By Andrew Williams --
Earlier today, the White House provided an update on the five executive actions that it announced in June of 2013. At the time, we reported on the President's legislative recommendations and executive initiatives, as well as the Patent Assertion and U.S. Innovation report that accompanied them (see "'When the Patent System is Attacked!' -- The White House Task Force on High-Tech Patent Issues"). In addition to "announcing major progress" today on these initiatives to combat so-called "patent trolls" ("FACT SHEET -- Executive Actions: Answering the President’s Call to Strengthen Our Patent System and Foster Innovation"), the White House hosted a live webcast entitled "Building a Better Patent System." President Obama did not participate, but instead PTO Deputy Director Michelle Lee, Secretary of Commerce Penny Pritzker, U.S. Chief Technology Officer Todd Park, and Gene Sperling, Director of the National Economic Council collectively spoke for about 30 minutes on how the executive actions were "building a better patent system" ("Building a Better Patent System").
With regard to the progress of the patent litigation reform legislation, Mr. Sperling acknowledged that the White House did not agree with everything that ended up in the Innovation Act. There was some suggestion that the fee-shifting provision found in the final House bill was not what the White House was expecting. Instead, the President had originally suggested modifying the patent attorney fee provision to have it mirror the equivalent provision in the copyright statute. This, presumably, meant removing the "exceptional case" requirement, while maintaining the default "American Rule," in which generally both sides pay their own costs. Of course, the provision in the Innovation Act adopted the so-called "British Rule," with the default being that the losing (i.e., non-prevailing) party pays. Mr. Sperling indicated that the White House was open to comprise on the issue. Nevertheless, he said the President is hopeful that he will be able to sign the new legislation into law sometime in 2014.
As for the executive initiatives, the most immediate was the launching of a new "on-line toolkit" "[t]o help level the playing field and ensure individuals and businesses know their rights and are aware of available resources before entering into costly litigation or settlements . . . ." On this site, there are icons for various resources directed to victims of abusive patent practices. The first link provides information for what to do if "I've been sued," which provides information about the patent litigation process. Also within this link are resources to help find a lawyer (with links to the Office's list of registered patent agents and attorneys, as well as state bar attorney lists), determine if anyone else has been sued over the same patent, and provide information about challenging the patent at the Office. Another link is directed to individuals that have received demand letters. The resources on this site include identifying options for the demand-letter recipient, providing guidance if the recipient is an end-user customer (with convenient links to the states attorney general's offices and the FTC), and providing links to find out more information about the asserted patent and who might be behind the demand letter. The PTO toolkit also includes links to help identify related cases, to provide information about the patent infringement process, and to more generally provide information about patents.
Perhaps the most interesting link on this new "online toolkit" website is the "Resources and Glossary." In this section, the Patent Office provides links to several other sites, at least one of which has stated quite plainly that "the patent system is broken," and that the "US Patent Office . . . issues questionable patents every day." One of the "resources" is to a crowd-sourcing website, Ask Patents, which can assist accused infringers in identifying invalidating prior art. This is the same website that the Electronic Frontier Foundation ("EFF") used to help find the art that was cited in its petition for Inter Partes Review of Personal Audio's podcasting patent (see "When NPR Podcasters Hit the Patent System – An Update"). In addition, one of the "resources" is a link to the "Trolling Effects" website, which "is a project of the Electronic Frontier Foundation . . ." ("About Trolling Effects"). This site also starts from the premise that the patent system is broken, and offers a "crowd-sourced" demand-letter database. Of course, submission of demand letters is purely voluntary, and is, for obvious reasons, only done by recipients. Currently the database holds about 45 letters. And, not surprisingly, another one of the "resources" is the EFF website itself, ostensibly for the purpose of providing "legal services and referrals, through a 'Cooperating Attorney' list."

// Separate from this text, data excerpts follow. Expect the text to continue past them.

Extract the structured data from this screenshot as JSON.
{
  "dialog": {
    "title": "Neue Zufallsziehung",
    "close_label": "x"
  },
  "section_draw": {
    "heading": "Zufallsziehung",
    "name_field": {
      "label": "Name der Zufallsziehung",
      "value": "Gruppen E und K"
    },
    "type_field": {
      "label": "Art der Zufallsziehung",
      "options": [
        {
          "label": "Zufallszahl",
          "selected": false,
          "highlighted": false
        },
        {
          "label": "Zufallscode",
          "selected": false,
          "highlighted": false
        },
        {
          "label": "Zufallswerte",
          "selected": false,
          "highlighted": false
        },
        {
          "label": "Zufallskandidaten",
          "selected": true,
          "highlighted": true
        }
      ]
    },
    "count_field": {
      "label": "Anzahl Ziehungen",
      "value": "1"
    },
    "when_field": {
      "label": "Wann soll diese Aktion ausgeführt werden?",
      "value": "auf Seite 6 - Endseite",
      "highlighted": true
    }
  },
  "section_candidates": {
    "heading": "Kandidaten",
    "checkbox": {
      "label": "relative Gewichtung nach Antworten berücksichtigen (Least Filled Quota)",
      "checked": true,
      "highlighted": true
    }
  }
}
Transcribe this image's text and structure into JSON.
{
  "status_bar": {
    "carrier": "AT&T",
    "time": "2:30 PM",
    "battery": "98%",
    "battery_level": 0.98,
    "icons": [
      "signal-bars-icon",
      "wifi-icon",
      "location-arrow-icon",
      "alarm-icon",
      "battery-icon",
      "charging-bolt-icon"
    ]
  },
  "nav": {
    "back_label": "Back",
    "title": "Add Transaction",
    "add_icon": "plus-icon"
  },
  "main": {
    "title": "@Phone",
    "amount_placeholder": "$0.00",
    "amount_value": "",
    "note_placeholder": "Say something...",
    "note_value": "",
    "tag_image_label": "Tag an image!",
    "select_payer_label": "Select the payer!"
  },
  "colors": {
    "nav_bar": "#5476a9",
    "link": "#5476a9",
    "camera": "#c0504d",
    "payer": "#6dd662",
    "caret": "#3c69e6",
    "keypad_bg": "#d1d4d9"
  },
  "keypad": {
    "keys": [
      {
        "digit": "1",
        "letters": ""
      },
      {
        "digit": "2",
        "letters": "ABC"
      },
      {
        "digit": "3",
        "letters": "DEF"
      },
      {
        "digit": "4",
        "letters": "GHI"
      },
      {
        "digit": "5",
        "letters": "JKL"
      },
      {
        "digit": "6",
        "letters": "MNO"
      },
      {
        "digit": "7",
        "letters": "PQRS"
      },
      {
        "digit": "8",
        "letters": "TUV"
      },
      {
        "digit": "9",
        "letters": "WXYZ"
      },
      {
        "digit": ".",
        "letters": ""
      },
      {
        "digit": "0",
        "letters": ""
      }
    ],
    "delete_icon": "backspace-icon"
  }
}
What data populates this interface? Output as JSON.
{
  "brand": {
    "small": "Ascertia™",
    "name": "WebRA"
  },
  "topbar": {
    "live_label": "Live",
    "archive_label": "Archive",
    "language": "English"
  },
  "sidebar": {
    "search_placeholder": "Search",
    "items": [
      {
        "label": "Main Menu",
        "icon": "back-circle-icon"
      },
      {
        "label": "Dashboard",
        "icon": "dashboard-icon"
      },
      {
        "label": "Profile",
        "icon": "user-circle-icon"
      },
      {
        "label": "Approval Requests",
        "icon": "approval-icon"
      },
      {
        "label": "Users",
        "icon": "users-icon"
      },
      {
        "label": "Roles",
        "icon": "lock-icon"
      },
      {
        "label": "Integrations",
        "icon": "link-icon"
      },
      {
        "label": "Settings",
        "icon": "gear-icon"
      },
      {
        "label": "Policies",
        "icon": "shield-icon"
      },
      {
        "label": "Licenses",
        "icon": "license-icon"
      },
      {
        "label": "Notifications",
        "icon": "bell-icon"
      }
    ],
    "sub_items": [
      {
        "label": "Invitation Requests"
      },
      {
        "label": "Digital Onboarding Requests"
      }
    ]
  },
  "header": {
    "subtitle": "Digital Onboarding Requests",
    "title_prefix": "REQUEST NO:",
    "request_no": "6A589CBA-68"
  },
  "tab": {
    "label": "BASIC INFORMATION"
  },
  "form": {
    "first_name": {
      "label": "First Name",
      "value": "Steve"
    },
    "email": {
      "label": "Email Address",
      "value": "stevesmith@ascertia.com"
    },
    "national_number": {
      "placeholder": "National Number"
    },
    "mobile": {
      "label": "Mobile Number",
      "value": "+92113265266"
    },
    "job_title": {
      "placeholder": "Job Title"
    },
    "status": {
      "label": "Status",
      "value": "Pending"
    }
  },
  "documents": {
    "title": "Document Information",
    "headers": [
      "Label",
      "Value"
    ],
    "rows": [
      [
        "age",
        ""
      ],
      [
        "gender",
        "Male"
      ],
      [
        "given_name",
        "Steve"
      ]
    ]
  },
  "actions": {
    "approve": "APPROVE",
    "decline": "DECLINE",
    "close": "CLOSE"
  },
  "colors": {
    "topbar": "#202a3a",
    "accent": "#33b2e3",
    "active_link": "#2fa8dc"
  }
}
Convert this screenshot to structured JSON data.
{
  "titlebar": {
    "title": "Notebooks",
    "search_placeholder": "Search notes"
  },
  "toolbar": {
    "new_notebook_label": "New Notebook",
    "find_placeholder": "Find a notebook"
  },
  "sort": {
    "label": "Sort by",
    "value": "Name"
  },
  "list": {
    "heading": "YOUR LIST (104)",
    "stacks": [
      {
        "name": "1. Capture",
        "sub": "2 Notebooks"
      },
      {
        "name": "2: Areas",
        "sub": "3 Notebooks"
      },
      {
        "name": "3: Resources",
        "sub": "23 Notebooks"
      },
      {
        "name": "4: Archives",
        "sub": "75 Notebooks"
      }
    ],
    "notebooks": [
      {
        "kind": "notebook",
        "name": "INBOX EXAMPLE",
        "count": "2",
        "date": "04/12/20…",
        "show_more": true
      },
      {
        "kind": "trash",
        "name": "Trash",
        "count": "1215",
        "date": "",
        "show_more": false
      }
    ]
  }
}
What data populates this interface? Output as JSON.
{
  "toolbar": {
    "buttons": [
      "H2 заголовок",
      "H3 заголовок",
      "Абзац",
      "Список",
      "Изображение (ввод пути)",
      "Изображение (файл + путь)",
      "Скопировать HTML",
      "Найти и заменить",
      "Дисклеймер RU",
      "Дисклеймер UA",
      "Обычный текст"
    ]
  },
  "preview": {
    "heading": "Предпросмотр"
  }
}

On the subject of "crowdsourcing," the White House also announced three new executive actions aimed at "encouraging innovation and further strengthen[ing] the quality and accessibility of the patent system." The first of these, "Crowdsourcing Prior Art," is a new initiative to expand ways in which the general public can help patent examiners and applicants find prior art. No details were provided, however, about how such a system would work. Second, the White House indicated that it was introducing more robust technical training for its patent examiners. The Administration is requesting that "innovators . . . volunteer their time and expertise" to provide such training. Finally, the White House indicated that it will dedicate resources to assist inventors without legal representation.
Patent Docs will continue to report on any updates from the White House related to these executive actions and initiatives.